I didn’t debate the point.
“You won’t give up, will you?” Amy asked, real concern in her voice.
“Jake never gives up,” Granny volunteered, dropping balls of jalapeño-spiked cornmeal into a pot of oil. Deep-fried hush puppies. The required side dish to fried catfish, a meal she insisted on cooking at least three times a week. “Nobody scares him, neither.”
Not true. A lot of people scare me. I just swallow the fear, and I don’t back down. As a result, I break a lot of dishes in the china shop.
“I won’t give up,” I promised, “and we’ll find the truth.”

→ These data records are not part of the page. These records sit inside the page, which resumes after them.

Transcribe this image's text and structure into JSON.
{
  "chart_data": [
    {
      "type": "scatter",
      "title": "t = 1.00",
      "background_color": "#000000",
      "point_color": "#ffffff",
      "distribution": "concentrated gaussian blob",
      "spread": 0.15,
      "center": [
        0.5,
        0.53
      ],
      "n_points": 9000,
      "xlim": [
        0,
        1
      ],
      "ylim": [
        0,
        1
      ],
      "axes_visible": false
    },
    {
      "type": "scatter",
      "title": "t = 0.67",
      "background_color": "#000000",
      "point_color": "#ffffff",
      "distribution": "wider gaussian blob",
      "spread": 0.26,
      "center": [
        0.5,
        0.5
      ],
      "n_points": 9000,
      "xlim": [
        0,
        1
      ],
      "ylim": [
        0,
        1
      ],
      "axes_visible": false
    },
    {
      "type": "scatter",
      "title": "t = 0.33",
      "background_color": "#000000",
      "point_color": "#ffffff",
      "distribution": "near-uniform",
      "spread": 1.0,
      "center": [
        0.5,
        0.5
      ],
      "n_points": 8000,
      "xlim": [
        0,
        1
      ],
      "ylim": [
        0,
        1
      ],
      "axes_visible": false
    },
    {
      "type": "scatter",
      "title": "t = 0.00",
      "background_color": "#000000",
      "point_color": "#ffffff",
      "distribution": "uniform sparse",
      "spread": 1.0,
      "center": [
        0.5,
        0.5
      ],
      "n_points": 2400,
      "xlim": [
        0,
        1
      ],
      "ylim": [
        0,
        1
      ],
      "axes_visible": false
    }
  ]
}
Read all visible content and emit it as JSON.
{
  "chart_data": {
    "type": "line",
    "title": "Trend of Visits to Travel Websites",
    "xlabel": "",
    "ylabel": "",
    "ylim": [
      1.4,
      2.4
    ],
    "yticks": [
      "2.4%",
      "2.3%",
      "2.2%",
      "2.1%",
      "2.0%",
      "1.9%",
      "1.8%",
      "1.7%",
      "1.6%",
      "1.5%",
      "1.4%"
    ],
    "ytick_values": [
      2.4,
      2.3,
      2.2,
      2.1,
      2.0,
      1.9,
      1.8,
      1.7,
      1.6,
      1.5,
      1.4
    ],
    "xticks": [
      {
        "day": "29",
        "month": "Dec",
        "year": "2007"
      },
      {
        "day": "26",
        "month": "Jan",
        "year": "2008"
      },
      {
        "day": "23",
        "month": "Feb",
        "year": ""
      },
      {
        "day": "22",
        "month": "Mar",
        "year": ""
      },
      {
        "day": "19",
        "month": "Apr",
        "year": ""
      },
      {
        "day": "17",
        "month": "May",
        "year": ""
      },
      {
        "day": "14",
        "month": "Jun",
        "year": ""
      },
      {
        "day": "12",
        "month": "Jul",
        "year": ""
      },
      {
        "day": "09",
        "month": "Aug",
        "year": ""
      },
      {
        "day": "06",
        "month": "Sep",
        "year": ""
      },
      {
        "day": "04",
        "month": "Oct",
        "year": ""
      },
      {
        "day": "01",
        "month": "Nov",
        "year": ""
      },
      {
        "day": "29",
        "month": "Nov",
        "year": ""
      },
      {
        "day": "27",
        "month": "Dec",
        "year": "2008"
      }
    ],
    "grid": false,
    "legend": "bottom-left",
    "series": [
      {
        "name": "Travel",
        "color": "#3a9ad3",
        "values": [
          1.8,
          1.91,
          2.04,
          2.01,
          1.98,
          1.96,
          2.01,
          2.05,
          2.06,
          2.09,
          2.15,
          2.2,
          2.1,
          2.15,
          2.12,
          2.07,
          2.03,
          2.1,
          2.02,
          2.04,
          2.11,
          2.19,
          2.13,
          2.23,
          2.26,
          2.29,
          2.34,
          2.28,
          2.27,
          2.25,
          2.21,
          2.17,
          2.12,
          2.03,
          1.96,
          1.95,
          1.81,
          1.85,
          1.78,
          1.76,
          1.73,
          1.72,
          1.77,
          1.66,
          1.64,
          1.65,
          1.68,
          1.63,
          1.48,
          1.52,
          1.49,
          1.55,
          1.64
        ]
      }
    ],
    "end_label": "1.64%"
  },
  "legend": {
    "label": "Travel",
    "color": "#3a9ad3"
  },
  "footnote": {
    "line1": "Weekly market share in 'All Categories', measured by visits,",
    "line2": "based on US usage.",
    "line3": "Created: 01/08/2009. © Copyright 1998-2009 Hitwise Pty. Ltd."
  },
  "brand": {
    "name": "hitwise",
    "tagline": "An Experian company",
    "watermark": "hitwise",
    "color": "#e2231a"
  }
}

That brought a warm smile from Amy, a look I hadn’t often seen.
Granny shooed us out of the kitchen, so I took Amy to the backyard, where the sticky sweet aroma of mango trees hung in the air. Just as we settled onto the porch swing, the screen door opened and Kip joined us. Even though it was well past dark, he wore sunglasses, his hair spiked with gel. This week’s look.
“Kip, this is Amy,” I said.
He gave her a bashful look.
Amy smiled and said, “Your uncle is helping me.”
“I’m helping, too,” Kip said.
“How’s that coming along?” I asked.
“I tried to find the biker guy, Snake, but there’s like hundreds of guys with that nickname who’ve been in and out of prisons.”
“Thank you for trying,” Amy said.
“No problem.” He stared at the tops of his bare feet.
“What else, Kip?” I knew that look.
“I found some other stuff, but I don’t think it’s good. In fact, I think it’s really bad.”
“What’s that?” Amy asked, her body suddenly rigid.
“Your sister’s car. I found it at the bottom of a canal.”